In accordance with your permission, Airpush may also collect:
- precise geo-location
- browser history (opt out option)
- zip code
- device IDs (including IMEI, device serial number and MAC address)
- encrypted values of your email address (opt out option)
The bottom line is that you may trust the author of a particular app, but you may not even know the authors of the components (libraries) which are gathering the most information about you. In almost all cases, a user is bound by the library’s data policies simply by downloading and installing an app which includes it, without ever getting a chance to review the policy details.
Enterprise Risk vs. Consumer Risk: Enterprises Beware
Although it wasn’t a surprise that most applications connect to an ad network, it is notable that the breakdown between apps installed by business users and apps installed by individual (consumer) users were nearly the same. Some other interesting findings include:
- Apps installed by business users were at least 10% more likely to connect to social media APIs.
- Apps installed by business users (vs. consumers) were just as likely to include libraries which exposed them to PII, personal or corporate data loss risk.
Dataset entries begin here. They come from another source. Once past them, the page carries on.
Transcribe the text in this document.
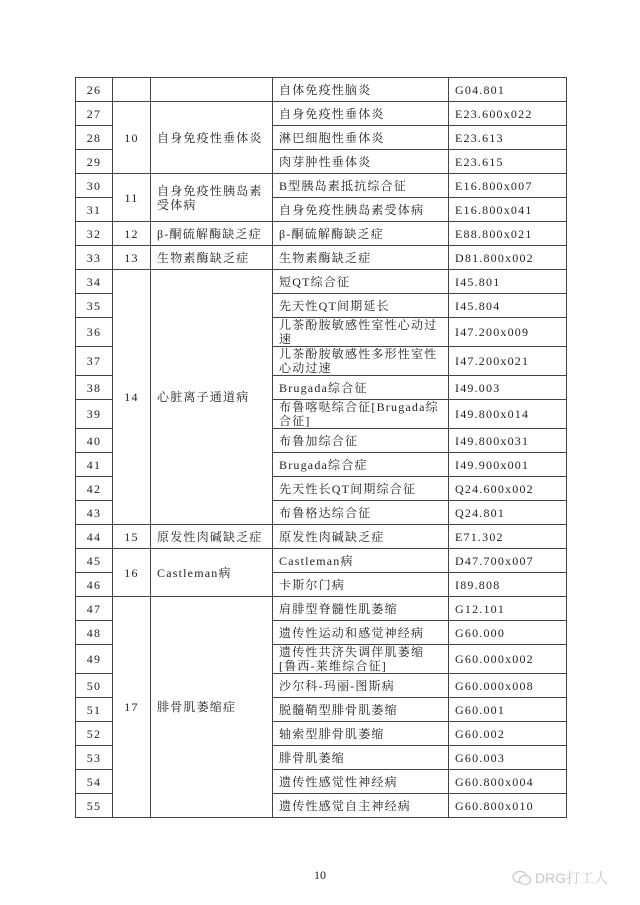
26			自体免疫性脑炎	G04.801
27	10	自身免疫性垂体炎	自身免疫性垂体炎	E23.600x022
28			淋巴细胞性垂体炎	E23.613
29			肉芽肿性垂体炎	E23.615
30	11	自身免疫性胰岛素受体病	B型胰岛素抵抗综合征	E16.800x007
31			自身免疫性胰岛素受体病	E16.800x041
32	12	β-酮硫解酶缺乏症	β-酮硫解酶缺乏症	E88.800x021
33	13	生物素酶缺乏症	生物素酶缺乏症	D81.800x002
34	14	心脏离子通道病	短QT综合征	I45.801
35			先天性QT间期延长	I45.804
36			儿茶酚胺敏感性室性心动过速	I47.200x009
37			儿茶酚胺敏感性多形性室性心动过速	I47.200x021
38			Brugada综合征	I49.003
39			布鲁喀哒综合征[Brugada综合征]	I49.800x014
40			布鲁加综合征	I49.800x031
41			Brugada综合症	I49.900x001
42			先天性长QT间期综合征	Q24.600x002
43			布鲁格达综合征	Q24.801
44	15	原发性肉碱缺乏症	原发性肉碱缺乏症	E71.302
45	16	Castleman病	Castleman病	D47.700x007
46			卡斯尔门病	I89.808
47	17	腓骨肌萎缩症	肩腓型脊髓性肌萎缩	G12.101
48			遗传性运动和感觉神经病	G60.000
49			遗传性共济失调伴肌萎缩[鲁西-莱维综合征]	G60.000x002
50			沙尔科-玛丽-图斯病	G60.000x008
51			脱髓鞘型腓骨肌萎缩	G60.001
52			轴索型腓骨肌萎缩	G60.002
53			腓骨肌萎缩	G60.003
54			遗传性感觉性神经病	G60.800x004
55			遗传性感觉自主神经病	G60.800x010
10	DRG打工人
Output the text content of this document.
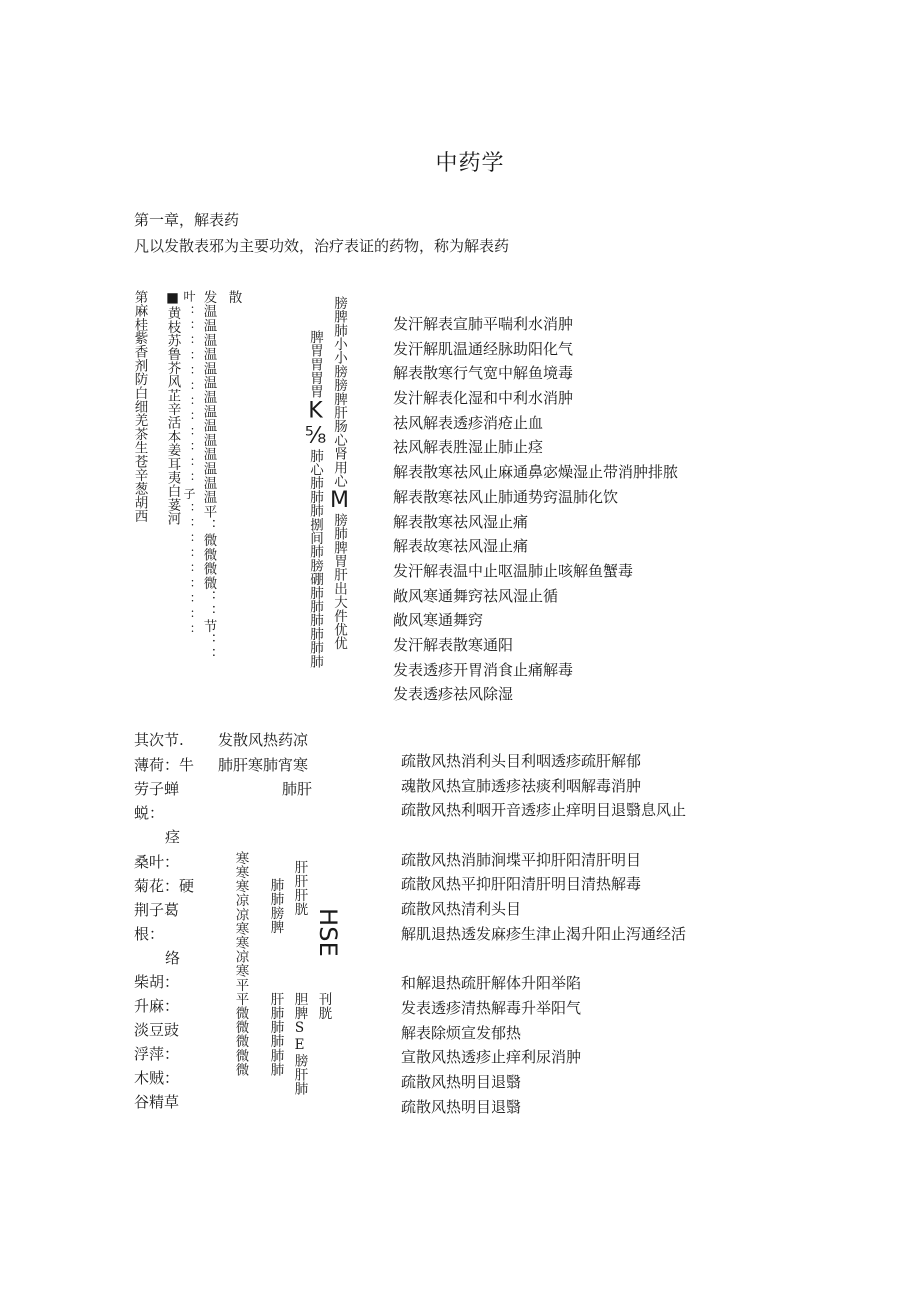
中药学
第一章，解表药
凡以发散表邪为主要功效，治疗表证的药物，称为解表药
第麻桂紫香剂防白细羌茶生苍辛葱胡西 ■黄枝苏鲁芥风芷辛活本姜耳夷白荽河 叶：：：：：：：：：：：：子：：：：：：：：： 发温温温温温温温温温温温温温温平：微微微微：：节：： 散	膀脾肺小小膀膀脾肝肠心肾用心M膀肺脾胃肝出大件优优
脾胃胃胃胃K⅝肺心肺肺肺捌间肺膀硼肺肺肺肺肺肺
发汗解表宣肺平喘利水消肿
发汗解肌温通经脉助阳化气
解表散寒行气宽中解鱼境毒
发汁解表化湿和中利水消肿
祛风解表透疹消疮止血
祛风解表胜湿止肺止痉
解表散寒祛风止麻通鼻宓燥湿止带消肿排脓
解表散寒祛风止肺通势窍温肺化饮
解表散寒祛风湿止痛
解表故寒祛风湿止痛
发汗解表温中止呕温肺止咳解鱼蟹毒
敞风寒通舞窍祛风湿止循
敞风寒通舞窍
发汗解表散寒通阳
发表透疹开胃消食止痛解毒
发表透疹祛风除湿
其次节. 发散风热药凉
薄荷：牛
劳子蝉
蜕：
痉
肺肝寒肺宵寒
肺肝
桑叶：
菊花：硬
荆子葛
根：
络
柴胡：
升麻：
淡豆豉
浮萍：
木贼：
谷精草
寒寒寒凉凉寒寒凉寒平平微微微微微 肺肺膀脾 肝肝肝胱
HSE
肝肺肺肺肺肺 胆脾SE膀肝肺 刊胱
疏散风热消利头目利咽透疹疏肝解郁
魂散风热宣肺透疹祛痰利咽解毒消肿
疏散风热利咽开音透疹止痒明目退翳息风止
疏散风热消肺涧堞平抑肝阳清肝明目
疏散风热平抑肝阳清肝明目清热解毒
疏散风热清利头目
解肌退热透发麻疹生津止渴升阳止泻通经活
和解退热疏肝解体升阳举陷
发表透疹清热解毒升举阳气
解表除烦宣发郁热
宣散风热透疹止痒利尿消肿
疏散风热明目退翳
疏散风热明目退翳
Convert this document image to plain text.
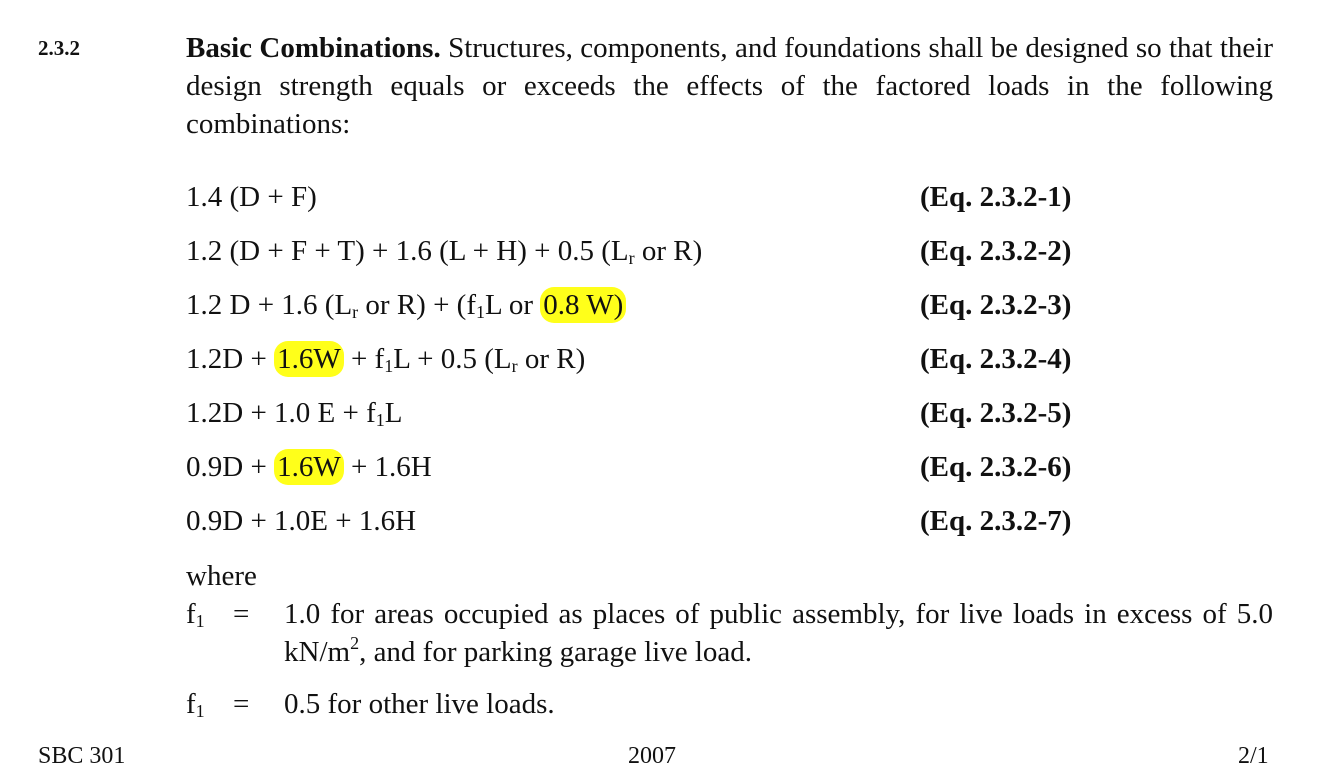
2.3.2	Basic Combinations. Structures, components, and foundations shall be designed so that their design strength equals or exceeds the effects of the factored loads in the following combinations:
1.4 (D + F)	(Eq. 2.3.2-1)
1.2 (D + F + T) + 1.6 (L + H) + 0.5 ($L_r$ or R)	(Eq. 2.3.2-2)
1.2 D + 1.6 ($L_r$ or $R) + (f_1L$ or 0.8 W)	(Eq. 2.3.2-3)
$1.2D + 1.6W + f_1L + 0.5$ ($L_r$ or R)	(Eq. 2.3.2-4)
1.2D + 1.0 $E + f_1L$	(Eq. 2.3.2-5)
0.9D + 1.6W + 1.6H	(Eq. 2.3.2-6)
0.9D + 1.0E + 1.6H	(Eq. 2.3.2-7)
where
$f_1 = 1.0$ for areas occupied as places of public assembly, for live loads in excess of 5.0 $kN/m^2$, and for parking garage live load.
$f_1 = 0.5$ for other live loads.
SBC 301	2007	2/1
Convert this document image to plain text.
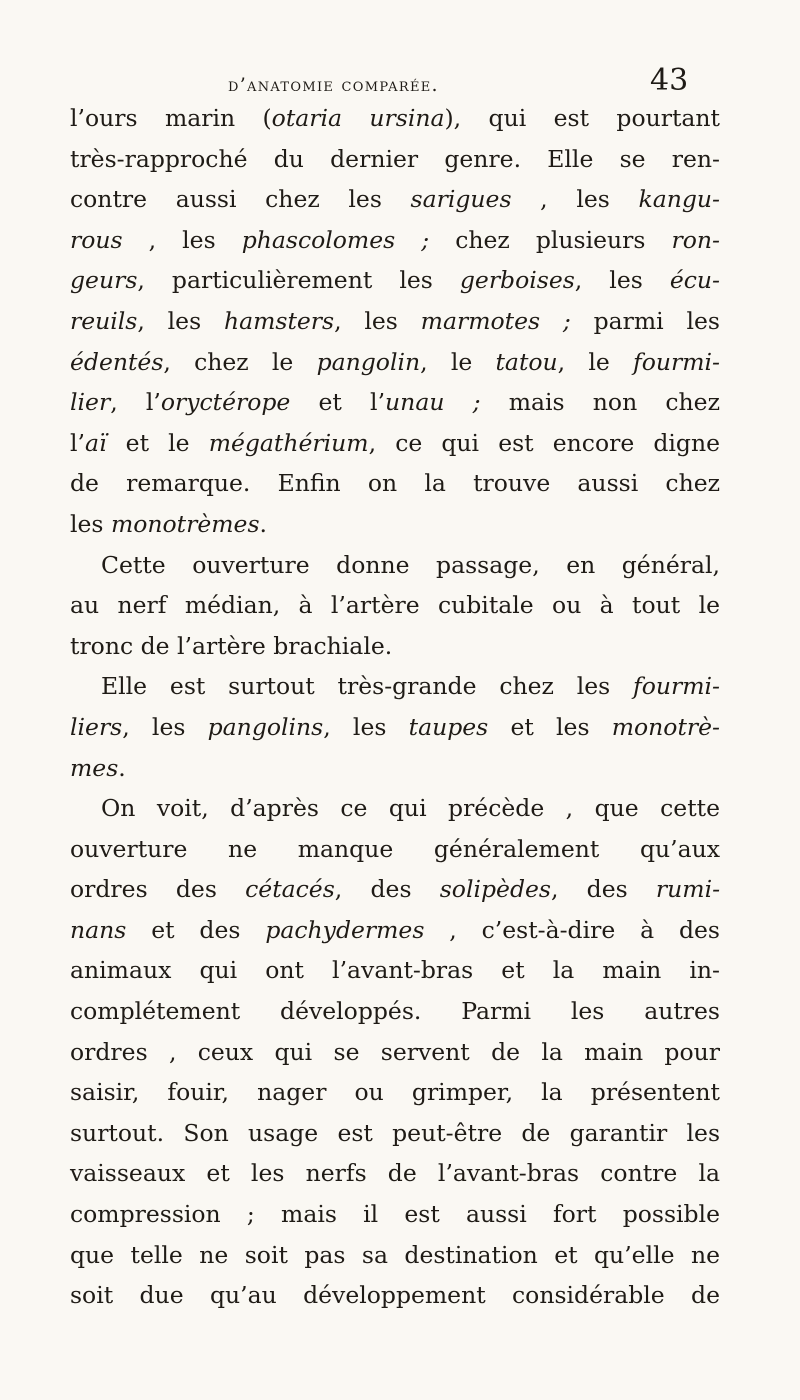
d’anatomie comparée.	43
l’ours marin (otaria ursina), qui est pourtant
très-rapproché du dernier genre. Elle se ren-
contre aussi chez les sarigues , les kangu-
rous , les phascolomes ; chez plusieurs ron-
geurs, particulièrement les gerboises, les écu-
reuils, les hamsters, les marmotes ; parmi les
édentés, chez le pangolin, le tatou, le fourmi-
lier, l’oryctérope et l’unau ; mais non chez
l’aï et le mégathérium, ce qui est encore digne
de remarque. Enfin on la trouve aussi chez
les monotrèmes.
Cette ouverture donne passage, en général,
au nerf médian, à l’artère cubitale ou à tout le
tronc de l’artère brachiale.
Elle est surtout très-grande chez les fourmi-
liers, les pangolins, les taupes et les monotrè-
mes.
On voit, d’après ce qui précède , que cette
ouverture ne manque généralement qu’aux
ordres des cétacés, des solipèdes, des rumi-
nans et des pachydermes , c’est-à-dire à des
animaux qui ont l’avant-bras et la main in-
complétement développés. Parmi les autres
ordres , ceux qui se servent de la main pour
saisir, fouir, nager ou grimper, la présentent
surtout. Son usage est peut-être de garantir les
vaisseaux et les nerfs de l’avant-bras contre la
compression ; mais il est aussi fort possible
que telle ne soit pas sa destination et qu’elle ne
soit due qu’au développement considérable de
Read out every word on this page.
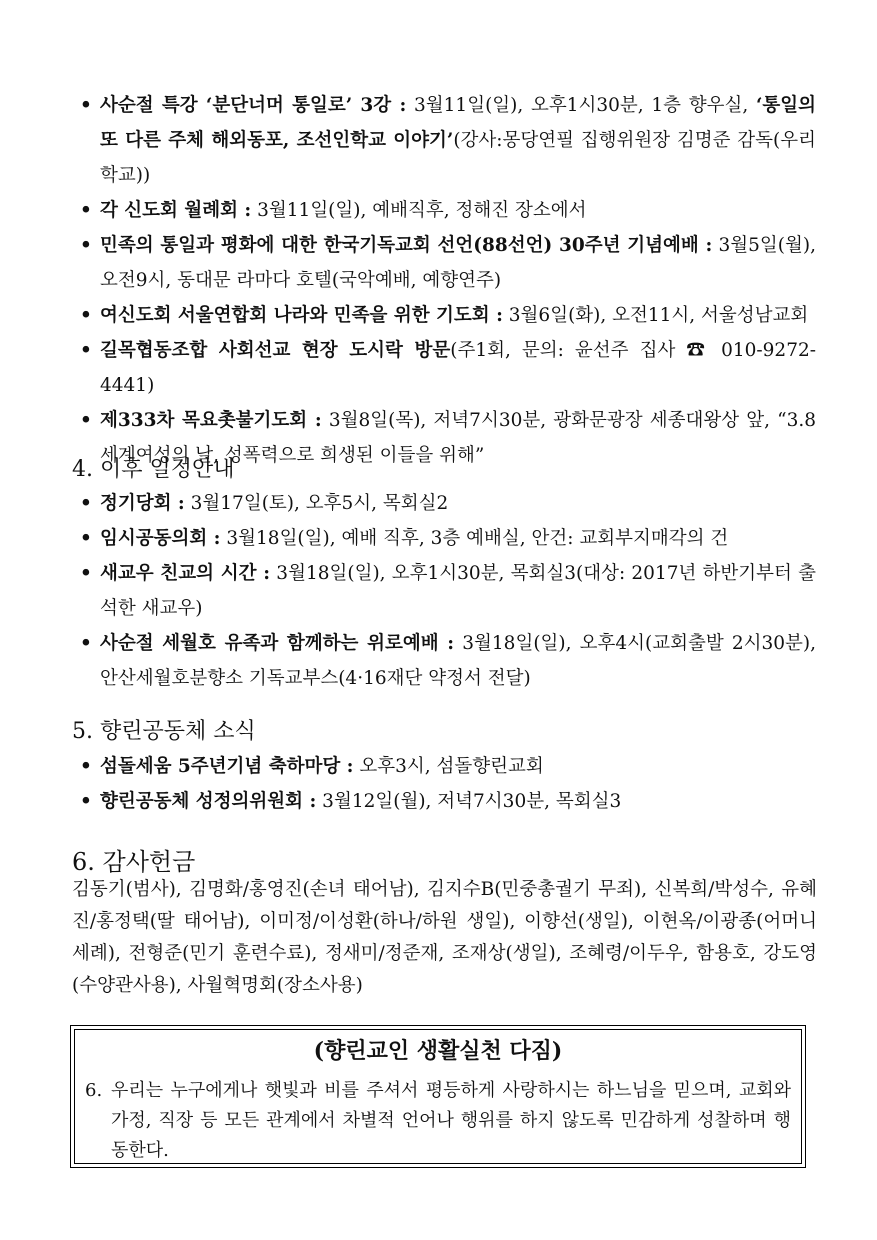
• 사순절 특강 ‘분단너머 통일로’ 3강 : 3월11일(일), 오후1시30분, 1층 향우실, ‘통일의 또 다른 주체 해외동포, 조선인학교 이야기’(강사:몽당연필 집행위원장 김명준 감독(우리학교))
• 각 신도회 월례회 : 3월11일(일), 예배직후, 정해진 장소에서
• 민족의 통일과 평화에 대한 한국기독교회 선언(88선언) 30주년 기념예배 : 3월5일(월), 오전9시, 동대문 라마다 호텔(국악예배, 예향연주)
• 여신도회 서울연합회 나라와 민족을 위한 기도회 : 3월6일(화), 오전11시, 서울성남교회
• 길목협동조합 사회선교 현장 도시락 방문(주1회, 문의: 윤선주 집사 ☎ 010-9272-4441)
• 제333차 목요촛불기도회 : 3월8일(목), 저녁7시30분, 광화문광장 세종대왕상 앞, “3.8 세계여성의 날, 성폭력으로 희생된 이들을 위해”
4. 이후 일정안내
• 정기당회 : 3월17일(토), 오후5시, 목회실2
• 임시공동의회 : 3월18일(일), 예배 직후, 3층 예배실, 안건: 교회부지매각의 건
• 새교우 친교의 시간 : 3월18일(일), 오후1시30분, 목회실3(대상: 2017년 하반기부터 출석한 새교우)
• 사순절 세월호 유족과 함께하는 위로예배 : 3월18일(일), 오후4시(교회출발 2시30분), 안산세월호분향소 기독교부스(4·16재단 약정서 전달)
5. 향린공동체 소식
• 섬돌세움 5주년기념 축하마당 : 오후3시, 섬돌향린교회
• 향린공동체 성정의위원회 : 3월12일(월), 저녁7시30분, 목회실3
6. 감사헌금

김동기(범사), 김명화/홍영진(손녀 태어남), 김지수B(민중총궐기 무죄), 신복희/박성수, 유혜진/홍정택(딸 태어남), 이미정/이성환(하나/하원 생일), 이향선(생일), 이현옥/이광종(어머니 세례), 전형준(민기 훈련수료), 정새미/정준재, 조재상(생일), 조혜령/이두우, 함용호, 강도영(수양관사용), 사월혁명회(장소사용)

(향린교인 생활실천 다짐)
6. 우리는 누구에게나 햇빛과 비를 주셔서 평등하게 사랑하시는 하느님을 믿으며, 교회와 가정, 직장 등 모든 관계에서 차별적 언어나 행위를 하지 않도록 민감하게 성찰하며 행동한다.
The table below compares the top URLs from applications on business user devices (right) and consumer devices (left). The table shows that there’s not a huge distinction between business users and consumer users when it comes to the top ad libraries, social medial libraries and other libraries which affect data privacy – enterprises aren’t as safe as they may think. It is critically important that users and IT Administrators understand what data is being collected from their devices, where it is being sent, and how it is being used. Given that the majority of the sensitive data being collected occurs within these third party libraries such as ad networks, social media APIs, and analytics tools, it is therefore important to fully understand each of the libraries included in your mobile apps. Gone are the days when we can simply say “I trust this app with these permissions and data”. With the number of third-party libraries coming along for the ride we must now ask “for whom is the data, where will it be sent, how will it be used, and how will it be handled.”